Et certaines ne s'avèrent dangereuses que pour ceux dont
le système immunitaire est très affaibli, qui auraient
donc de forts risques de tomber malades en contractant ces microbes,
où qu'ils se trouvent ! Des légionelles peuvent
être présentes dans l'eau du robinet, quand une interruption
du débit a provoqué sa stagnation dans les canalisations
; on en consomme donc peut-être sans le
savoir
D'après des responsables de centres thermaux,
les garanties concernant cette norme " microbe O " ne
sont même pas atteinte dans les hôpitaux ! "
Cette norme est très difficile, voire impossible à
appliquer, précise le
Pr Claude Laroche, membre de l'Académie de médecine.

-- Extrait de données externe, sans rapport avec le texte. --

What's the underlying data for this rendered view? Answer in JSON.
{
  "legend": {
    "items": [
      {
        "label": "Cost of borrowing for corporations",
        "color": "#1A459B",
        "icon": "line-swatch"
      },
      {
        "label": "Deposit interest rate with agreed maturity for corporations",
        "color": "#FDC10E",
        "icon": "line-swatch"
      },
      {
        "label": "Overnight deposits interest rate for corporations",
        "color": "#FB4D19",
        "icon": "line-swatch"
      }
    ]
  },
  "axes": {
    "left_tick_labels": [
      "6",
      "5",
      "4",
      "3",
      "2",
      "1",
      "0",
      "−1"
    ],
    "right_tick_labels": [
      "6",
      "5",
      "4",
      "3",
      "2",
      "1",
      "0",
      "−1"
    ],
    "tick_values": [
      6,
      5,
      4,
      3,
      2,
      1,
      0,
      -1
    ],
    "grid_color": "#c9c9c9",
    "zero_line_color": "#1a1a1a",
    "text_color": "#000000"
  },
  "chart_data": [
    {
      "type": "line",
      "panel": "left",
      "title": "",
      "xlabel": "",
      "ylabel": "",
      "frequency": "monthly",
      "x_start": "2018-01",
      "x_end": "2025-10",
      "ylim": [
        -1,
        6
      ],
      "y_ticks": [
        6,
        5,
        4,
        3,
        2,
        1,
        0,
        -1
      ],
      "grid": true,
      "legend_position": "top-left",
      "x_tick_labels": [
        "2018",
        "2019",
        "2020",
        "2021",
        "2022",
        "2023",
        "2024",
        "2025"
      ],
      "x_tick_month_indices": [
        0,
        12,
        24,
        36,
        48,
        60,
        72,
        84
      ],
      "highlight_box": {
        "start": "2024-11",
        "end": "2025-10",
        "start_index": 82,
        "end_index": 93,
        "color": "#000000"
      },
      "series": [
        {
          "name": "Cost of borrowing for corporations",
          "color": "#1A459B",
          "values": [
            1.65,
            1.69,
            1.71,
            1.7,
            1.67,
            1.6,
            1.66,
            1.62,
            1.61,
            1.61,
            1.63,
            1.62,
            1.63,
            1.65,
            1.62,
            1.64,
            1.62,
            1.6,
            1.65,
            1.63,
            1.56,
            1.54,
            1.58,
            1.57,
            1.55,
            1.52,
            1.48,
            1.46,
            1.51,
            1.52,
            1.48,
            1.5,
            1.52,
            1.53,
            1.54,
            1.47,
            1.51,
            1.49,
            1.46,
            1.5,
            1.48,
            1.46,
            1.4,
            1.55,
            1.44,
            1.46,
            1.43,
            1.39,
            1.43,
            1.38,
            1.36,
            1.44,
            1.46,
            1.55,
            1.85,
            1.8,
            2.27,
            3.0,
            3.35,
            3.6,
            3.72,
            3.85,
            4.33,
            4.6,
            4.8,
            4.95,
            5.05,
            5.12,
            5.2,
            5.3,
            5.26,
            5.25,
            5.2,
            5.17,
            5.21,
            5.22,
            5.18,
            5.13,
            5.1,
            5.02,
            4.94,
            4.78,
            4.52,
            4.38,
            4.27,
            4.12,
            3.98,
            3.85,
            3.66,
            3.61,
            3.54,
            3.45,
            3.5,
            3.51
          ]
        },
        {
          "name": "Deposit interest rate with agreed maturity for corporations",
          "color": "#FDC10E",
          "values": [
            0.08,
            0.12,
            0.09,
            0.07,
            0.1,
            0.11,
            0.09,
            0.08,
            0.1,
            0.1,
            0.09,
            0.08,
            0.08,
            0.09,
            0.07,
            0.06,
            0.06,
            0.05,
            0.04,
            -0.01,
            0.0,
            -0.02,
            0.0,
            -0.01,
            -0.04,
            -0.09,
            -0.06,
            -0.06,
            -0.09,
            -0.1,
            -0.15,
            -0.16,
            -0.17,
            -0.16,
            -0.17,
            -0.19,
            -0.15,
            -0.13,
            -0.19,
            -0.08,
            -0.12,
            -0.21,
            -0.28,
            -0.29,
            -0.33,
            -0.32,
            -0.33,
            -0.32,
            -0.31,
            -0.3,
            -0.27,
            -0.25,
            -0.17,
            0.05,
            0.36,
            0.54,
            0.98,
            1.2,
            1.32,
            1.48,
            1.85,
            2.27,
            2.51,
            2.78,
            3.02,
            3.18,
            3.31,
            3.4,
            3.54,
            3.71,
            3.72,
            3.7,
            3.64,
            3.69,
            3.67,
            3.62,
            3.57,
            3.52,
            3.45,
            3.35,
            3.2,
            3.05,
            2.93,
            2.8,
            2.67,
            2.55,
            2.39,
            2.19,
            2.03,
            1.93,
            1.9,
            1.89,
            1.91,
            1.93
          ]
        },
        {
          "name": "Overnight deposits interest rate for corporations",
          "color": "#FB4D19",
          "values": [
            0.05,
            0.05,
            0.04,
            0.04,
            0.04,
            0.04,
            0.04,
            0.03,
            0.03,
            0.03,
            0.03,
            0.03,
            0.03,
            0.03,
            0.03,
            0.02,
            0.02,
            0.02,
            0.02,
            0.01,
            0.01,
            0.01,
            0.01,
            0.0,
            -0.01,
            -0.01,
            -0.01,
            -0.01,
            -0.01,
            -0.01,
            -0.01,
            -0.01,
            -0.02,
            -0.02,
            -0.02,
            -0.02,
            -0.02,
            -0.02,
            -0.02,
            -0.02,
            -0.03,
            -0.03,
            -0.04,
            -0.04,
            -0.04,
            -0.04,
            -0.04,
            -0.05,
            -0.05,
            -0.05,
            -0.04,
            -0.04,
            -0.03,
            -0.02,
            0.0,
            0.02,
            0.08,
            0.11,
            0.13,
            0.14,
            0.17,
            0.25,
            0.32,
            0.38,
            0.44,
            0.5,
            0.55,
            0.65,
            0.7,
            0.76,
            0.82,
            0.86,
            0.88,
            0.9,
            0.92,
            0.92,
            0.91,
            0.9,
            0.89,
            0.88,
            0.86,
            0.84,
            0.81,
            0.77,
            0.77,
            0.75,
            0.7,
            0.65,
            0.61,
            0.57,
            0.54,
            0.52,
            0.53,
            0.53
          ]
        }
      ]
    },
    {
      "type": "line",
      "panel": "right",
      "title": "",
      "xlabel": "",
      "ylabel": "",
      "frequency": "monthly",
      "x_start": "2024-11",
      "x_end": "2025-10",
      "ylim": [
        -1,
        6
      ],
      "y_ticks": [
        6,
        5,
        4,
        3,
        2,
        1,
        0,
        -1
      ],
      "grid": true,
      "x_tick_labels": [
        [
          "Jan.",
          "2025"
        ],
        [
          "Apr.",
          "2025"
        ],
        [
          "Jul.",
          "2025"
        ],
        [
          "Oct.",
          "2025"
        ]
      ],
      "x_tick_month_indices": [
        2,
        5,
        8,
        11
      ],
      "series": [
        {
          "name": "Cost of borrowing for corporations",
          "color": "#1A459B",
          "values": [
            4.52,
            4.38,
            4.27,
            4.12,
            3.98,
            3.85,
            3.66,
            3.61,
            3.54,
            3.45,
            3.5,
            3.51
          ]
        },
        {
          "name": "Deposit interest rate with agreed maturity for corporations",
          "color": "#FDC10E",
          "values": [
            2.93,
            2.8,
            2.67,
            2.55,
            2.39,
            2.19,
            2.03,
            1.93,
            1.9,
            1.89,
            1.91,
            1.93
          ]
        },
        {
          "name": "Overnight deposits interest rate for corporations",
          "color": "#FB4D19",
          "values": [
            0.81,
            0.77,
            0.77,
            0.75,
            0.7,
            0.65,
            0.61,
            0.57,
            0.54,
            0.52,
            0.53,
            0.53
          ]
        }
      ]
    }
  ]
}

En effet, elle exige l'absence totale de certains germes potentiellement
dangereux, tant à la source qu'aux points d'usage, mais
ce qui est quasiment utopique, elle ne fait pas de distinction
entre les divers types de soins dispensés - contact avec
les muqueuses respiratoires et oculaires, les muqueuses internes
telles que l'intestin, ou les soins externes individuels et collectifs
-, alors que nous avons toujours estimé que les soins collectifs,
individuels ou les aérosols méritent des normes
différentes. " La commission XI de l'Académie
de médecine, qui possède un rôle consultatif
et décisionnaire dans l'ouverture et la fermeture des centres
thermaux, a décidé de créer un groupe de
travail afin d'étudier les possibilités d'application
de ces nouvelles normes et de proposer éventuellement des
aménagements.
Dernière
minute : devant la difficulté d'application de ces normes
microbiologiques, le ministère de la Santé a décidé
de revoir sa copie, et une circulaire à paraître
devrait repréciser de nouvelles normes.